Bank of America analyst slams Bitcoin: Buying 1 BTC is ‘like owning 60 cars’
It looks like 2017 called and wants its Bitcoin condemnation back, with a Bank of America analyst reheating some long standing criticisms of BTC for its clients.
Bank of America analyst Francisco Blanch has slammed Bitcoin as “exceptionally volatile”, “impractical” and an environmentally disastrous asset that’s useless as a store of wealth or an inflation hedge.
For good measure Blanch also asserted the cryptocurrency is an impractical method of payment as it can only handle 1,400 transactions per hour compared to the 236 million transactions processed by Visa.
The report — which echoes the hardline stance taken against crypto by traditional financial institutions in years past — is in stark contrast to other major banks such as Goldman Sachs and JPMorgan, which have since embraced Bitcoin as an asset.
Contradicting the notion that Bitcoin’s fixed supply of 21 million will inevitably drive price growth over time, Blanch argues BTC’s price is driven by supply and demand — asserting that because the supply is fixed, fluctuating demand is the only thing driving the price.

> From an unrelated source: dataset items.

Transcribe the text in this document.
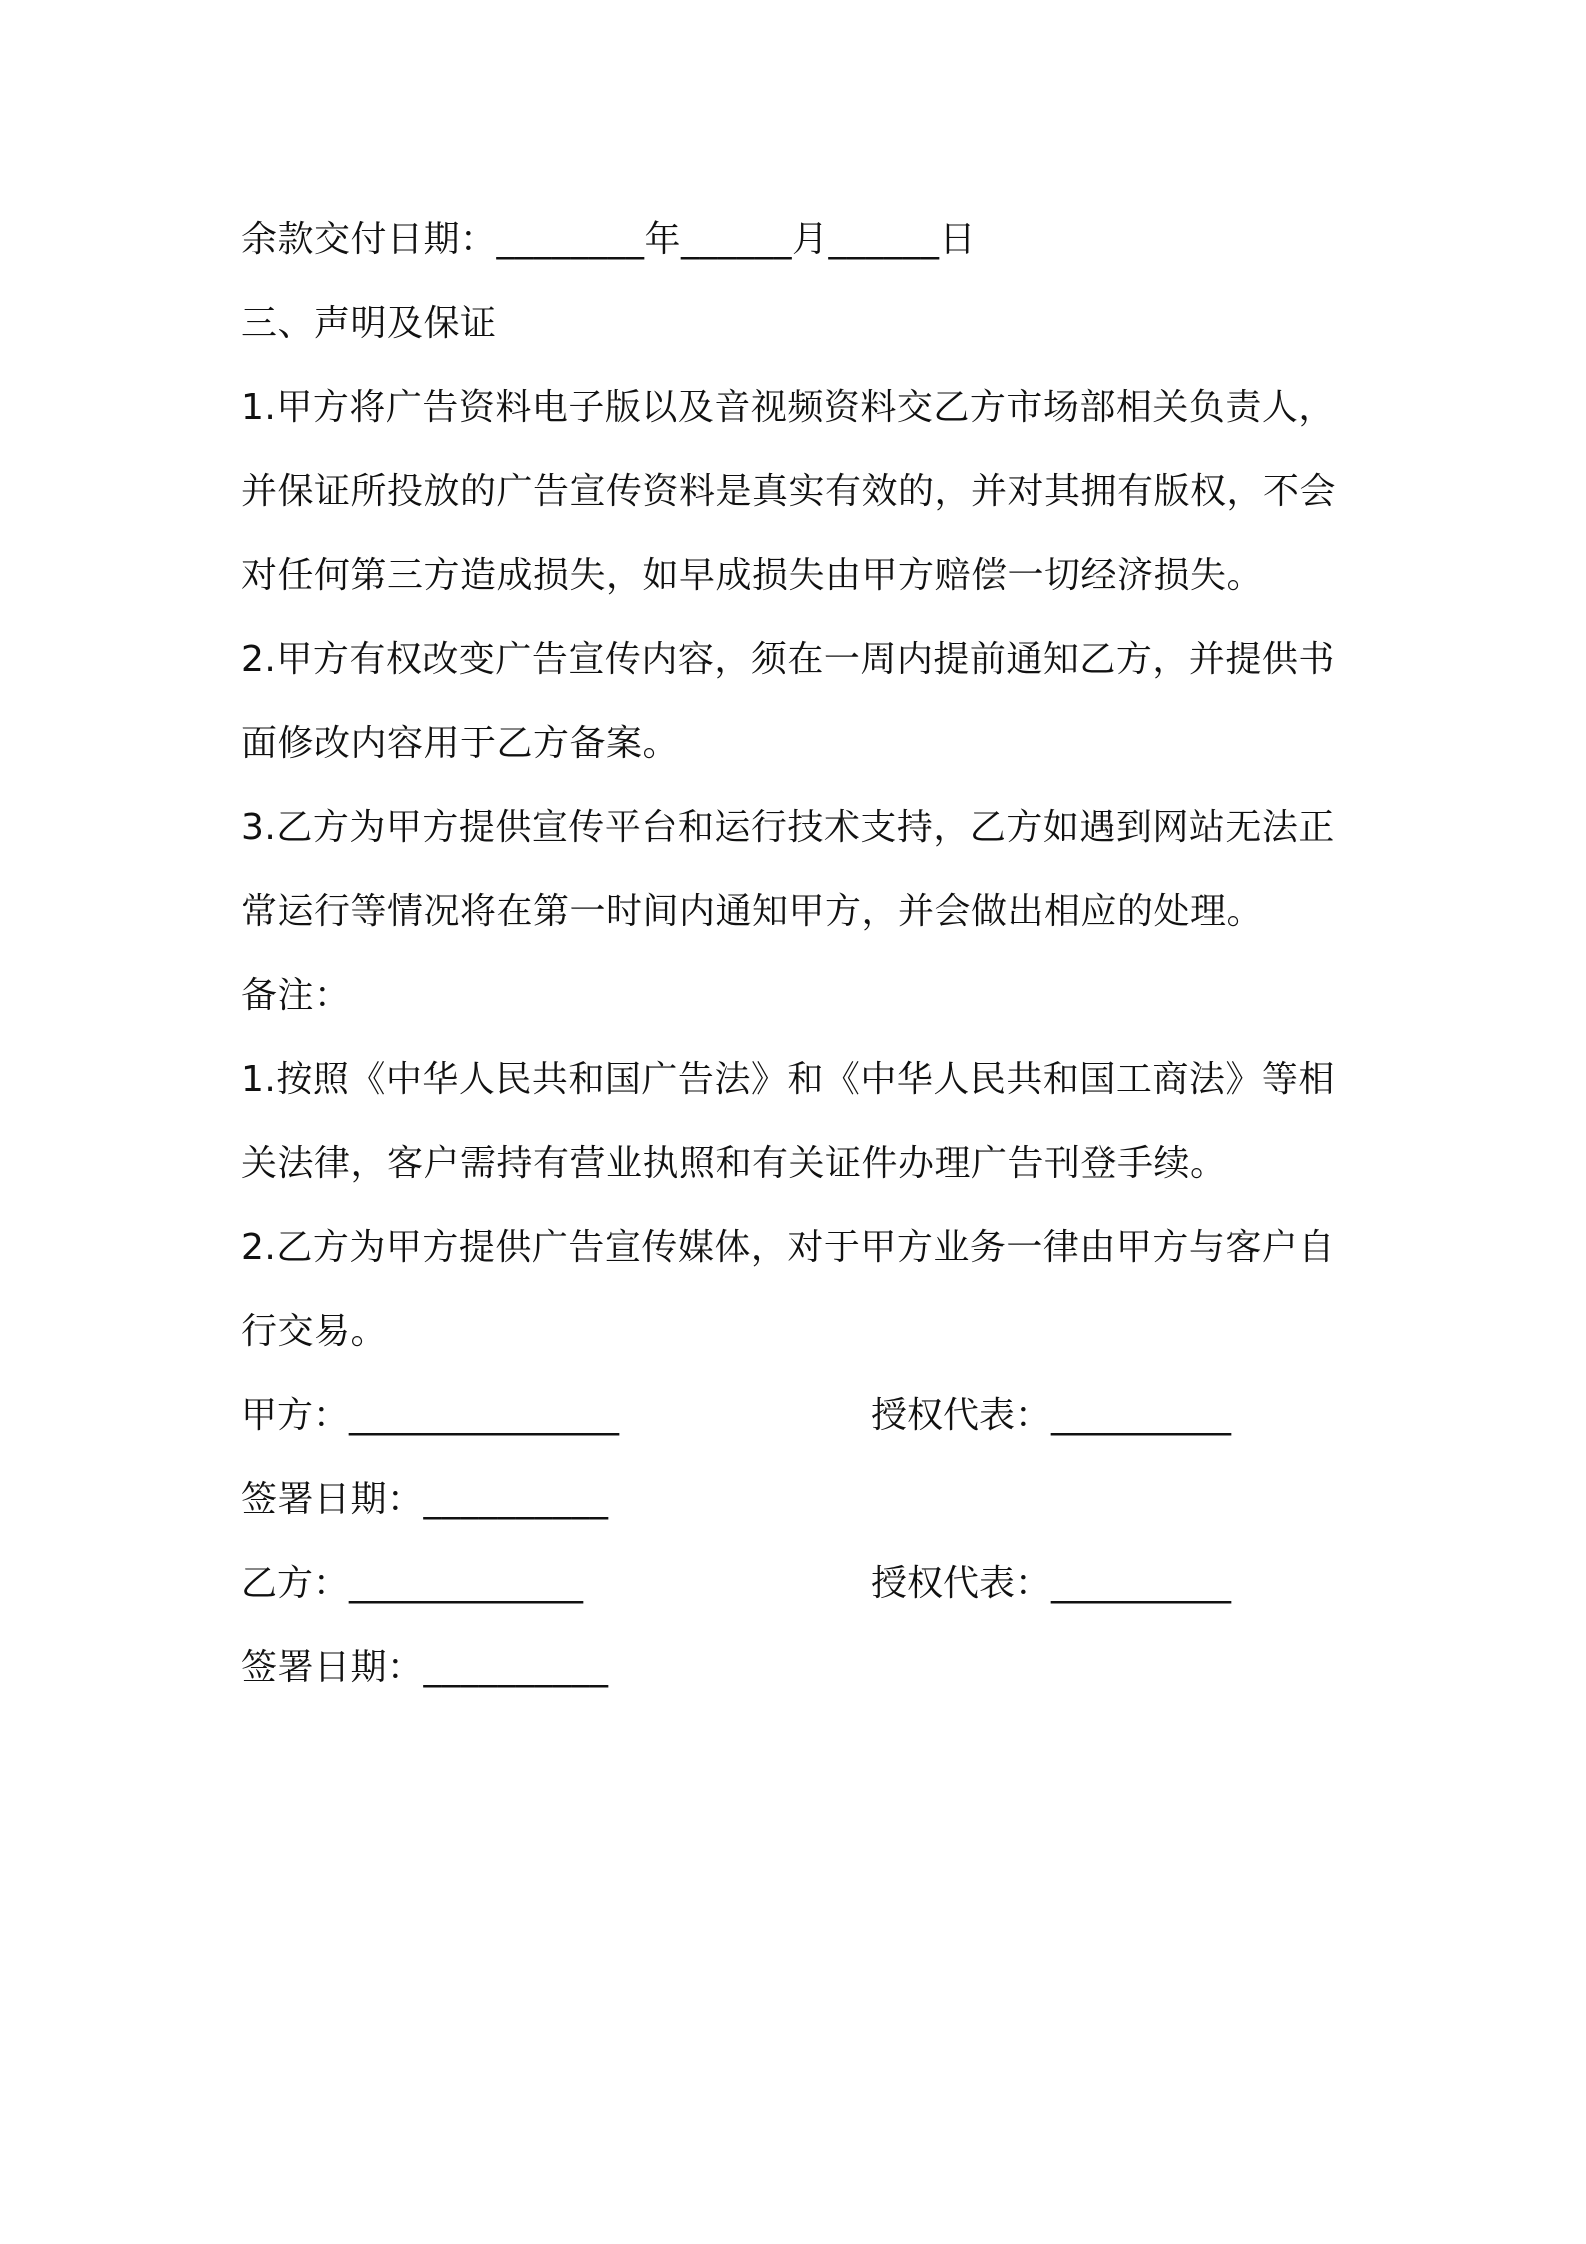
余款交付日期：________年______月______日
三、声明及保证
1.甲方将广告资料电子版以及音视频资料交乙方市场部相关负责人，
并保证所投放的广告宣传资料是真实有效的，并对其拥有版权，不会
对任何第三方造成损失，如早成损失由甲方赔偿一切经济损失。
2.甲方有权改变广告宣传内容，须在一周内提前通知乙方，并提供书
面修改内容用于乙方备案。
3.乙方为甲方提供宣传平台和运行技术支持，乙方如遇到网站无法正
常运行等情况将在第一时间内通知甲方，并会做出相应的处理。
备注：
1.按照《中华人民共和国广告法》和《中华人民共和国工商法》等相
关法律，客户需持有营业执照和有关证件办理广告刊登手续。
2.乙方为甲方提供广告宣传媒体，对于甲方业务一律由甲方与客户自
行交易。
甲方：_______________	授权代表：__________
签署日期：__________
乙方：_____________	授权代表：__________
签署日期：__________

Blanch also dismissed the idea that Bitcoin is a safe haven asset. “Bitcoin has also become correlated to risk assets, it is not tied to inflation, and remains exceptionally volatile, making it impractical as a store of wealth or payments mechanism,” the Bank of America researcher stated.
“As such, the main portfolio argument for holding Bitcoin is not diversification, stable returns, or inflation protection, but rather sheer price appreciation, a factor that depends on Bitcoin demand outpacing supply.”
Given many investors are mainly concerned with returns, Bitcoin’s track record of appreciation as the best performing asset over the past ten years may see them dismiss such criticisms.
However, perceptions about Bitcoin’s negative environmental impact may pose a threat to increasing corporate and institutional adoption, as it conflicts with the ‘triple bottom line’ accounting that climate conscious shareholders are increasingly focused on.
BoA states that Bitcoin has a higher carbon footprint than any other human activity in terms of dollar-for-dollar inflows, with the report estimating that Bitcoin’s energy usage has grown more than 200% in the past two years and is now comparable to the Netherlands, Greece and the Czech Republic.
While Bitcoiners often cite figures suggesting that between 39% and 76% of Bitcoin mining uses renewable energy, BoA’s report asserts that in fact three quarters of BTC mining occurs in China where more than half of electricity is produced by coal. Further, it states half of all Chinese mining occurs in Xinjiang province where 80% of power comes from coal.
(This ignores the seasonal migration of miners to Sichuan to take advantage of cheap hydroelectric power during the rainy season. Coinshares estimates that it’s actually miners in the Sichuan province that account for 50%-66% of global hashrate.)
BoA states that rising prices drive up mining difficulty which inexorably adds to Bitcoin mining’s carbon output.
“The rising complexity of the system creates ultimately a vicious environmental cycle of rising prices, rising hashpower, rising energy consumption and, ultimately, rising CO2 emissions.”
BoA calculated that a $1 billion investment in Bitcoin produces the same carbon emissions as 1.2 million petrol powered cars over the course of a year — which means Tesla’s $1.5 billion investment is equivalent to adding 1.8 million petrol powered cars onto the roads each year, undermining the electric car maker’s environmental credentials.
And retail ‘wholecoiners’ weren’t spared from environmental blame with the analyst claiming: “A single Bitcoin purchase at a price of ~$50,000 has a carbon footprint of 270 tons, the equivalent of 60 ICE [petrol] cars.”
Leaving no criticism alone, Blanch also noted 181 companies faced risks linked to Bitcoin around “money laundering, corruption, bribery, fraud, and breaches of data privacy” and that Central Bank Digital Currencies also pose tremendous long term threats to Bitcoin.
It’s worth noting the BoA report is the view of a single analyst and opinions vary within large organizations. Even at the overall pro-Bitcoin Goldman Sachs, some divisions have made similar criticisms of Bitcoin, while other divisions talk up Bitcoin as the future.
It’s clients may also disagree with the analysis. Bank of America’s January fund manager survey found that going ‘long Bitcoin’ was the ‘most crowded trade’ of the month.